According to Heidkamp, Nora, a seventh grader at Frederick H. Tuttle Middle School, updates the group’s sign with the date and location of the collection each year, and her brother Patrick, a fifth grader at Orchard, “is lightning fast at putting together the sturdy cartons used to ship portable sewing machines.” Demers adds, “Their energy and enthusiasm inspire us.”
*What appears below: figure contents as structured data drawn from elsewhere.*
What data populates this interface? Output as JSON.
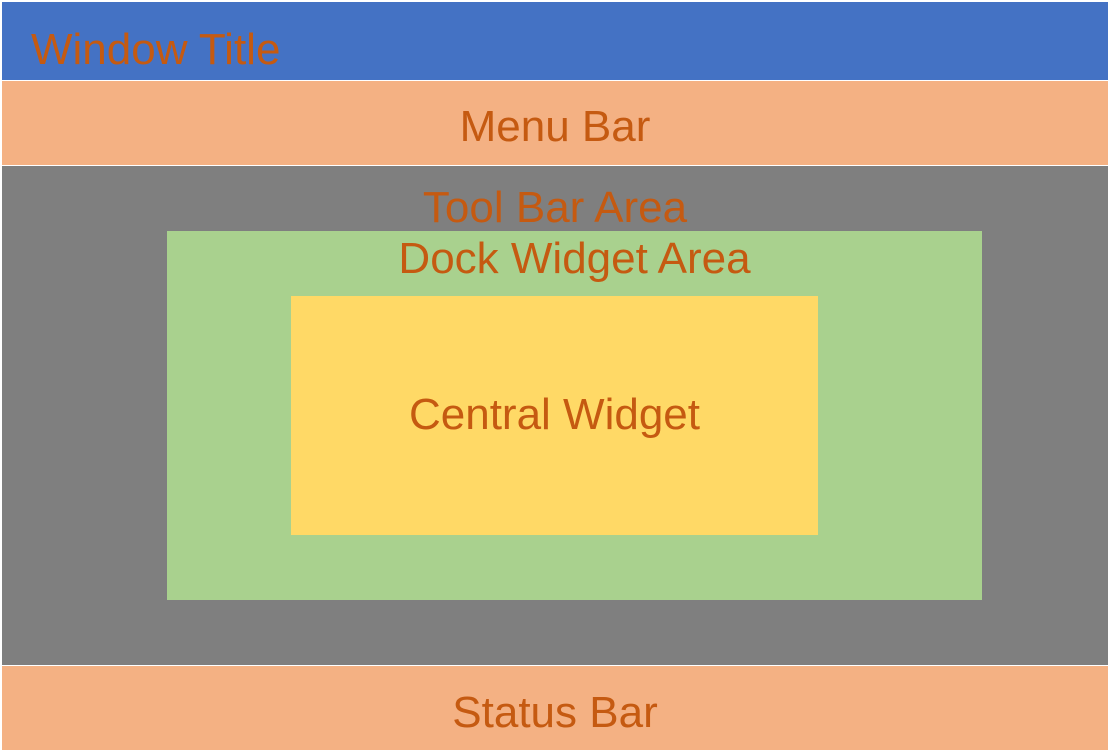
{
  "window_title": {
    "label": "Window Title",
    "color": "#4472c4"
  },
  "menu_bar": {
    "label": "Menu Bar",
    "color": "#f4b183"
  },
  "toolbar_area": {
    "label": "Tool Bar Area",
    "color": "#7f7f7f"
  },
  "dock_widget_area": {
    "label": "Dock Widget Area",
    "color": "#a9d18e"
  },
  "central_widget": {
    "label": "Central Widget",
    "color": "#ffd966"
  },
  "status_bar": {
    "label": "Status Bar",
    "color": "#f4b183"
  },
  "text_color": "#c55a11"
}
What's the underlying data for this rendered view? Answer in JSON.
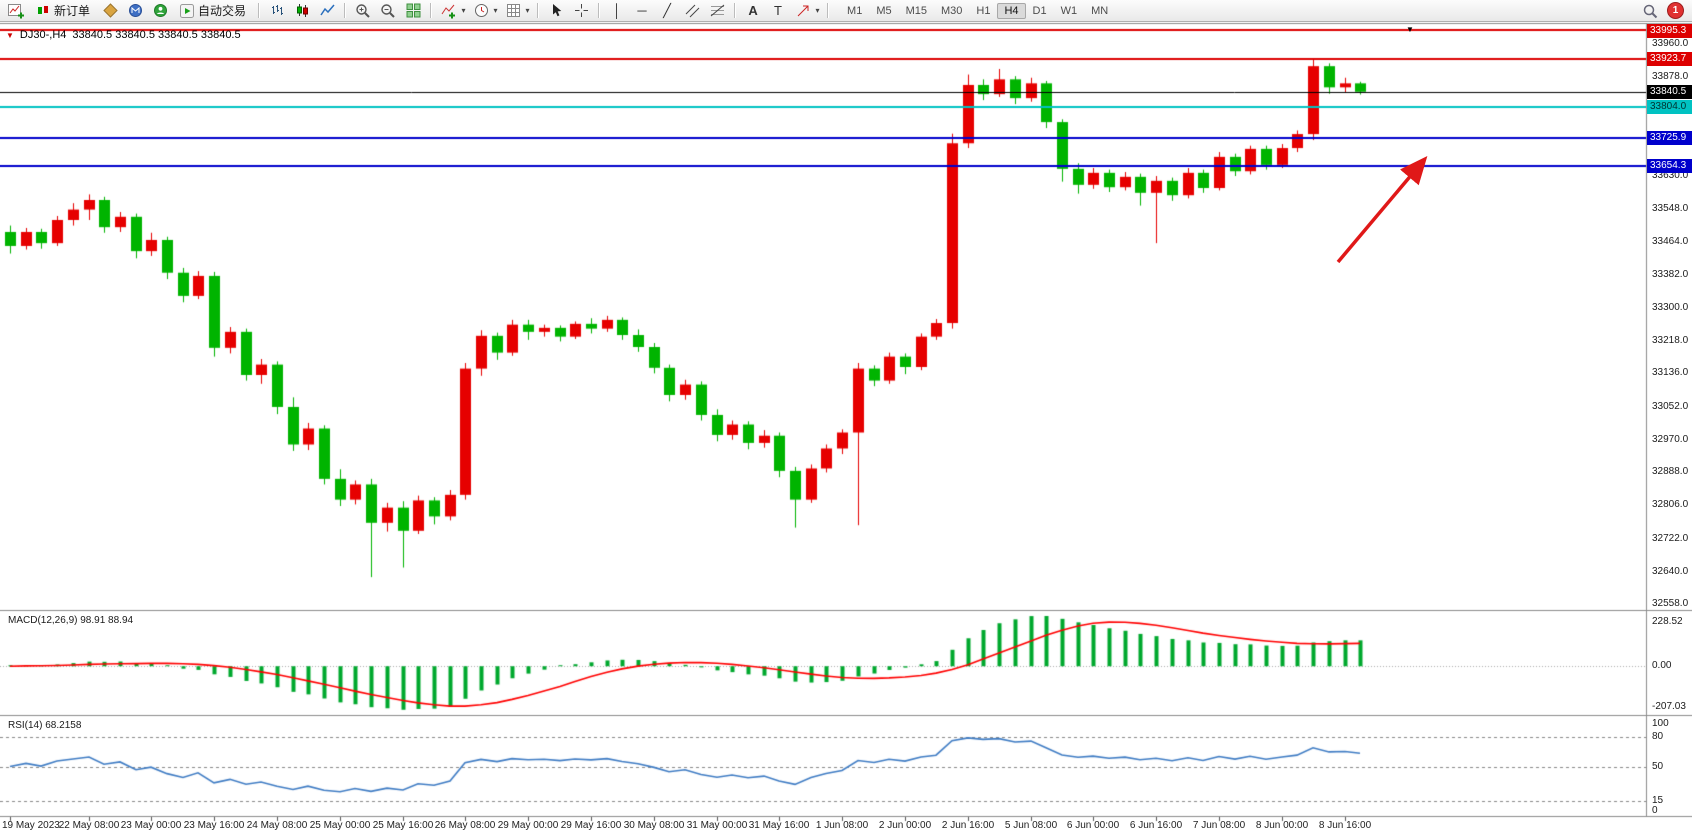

Demers and his wife, Joanne Heidkamp, have volunteered with the annual Pedals for Progress event since 1999. Since that time, local Pedals for Progress volunteers have shipped more than 3,300 bikes and 150 sewing machines from Vermont to community projects in El Salvador, Nicaragua, Sierra Leone, Ghana, Uganda, Moldova, and Vietnam. The bikes and sewing machines collected last year were shipped to Fiji.

“There are hundreds of old bikes and sewing machines in this community that are just collecting dust,” says Demers. “When you donate these items, plus $10 toward shipping, they are transformed into a lifeline for someone who is struggling just to survive. Bikes are environmentally sustainable transportation to get to work or school; sewing machines allow people to learn skills and start a small business. It is just amazing how people’s lives are changed by this simple technology.”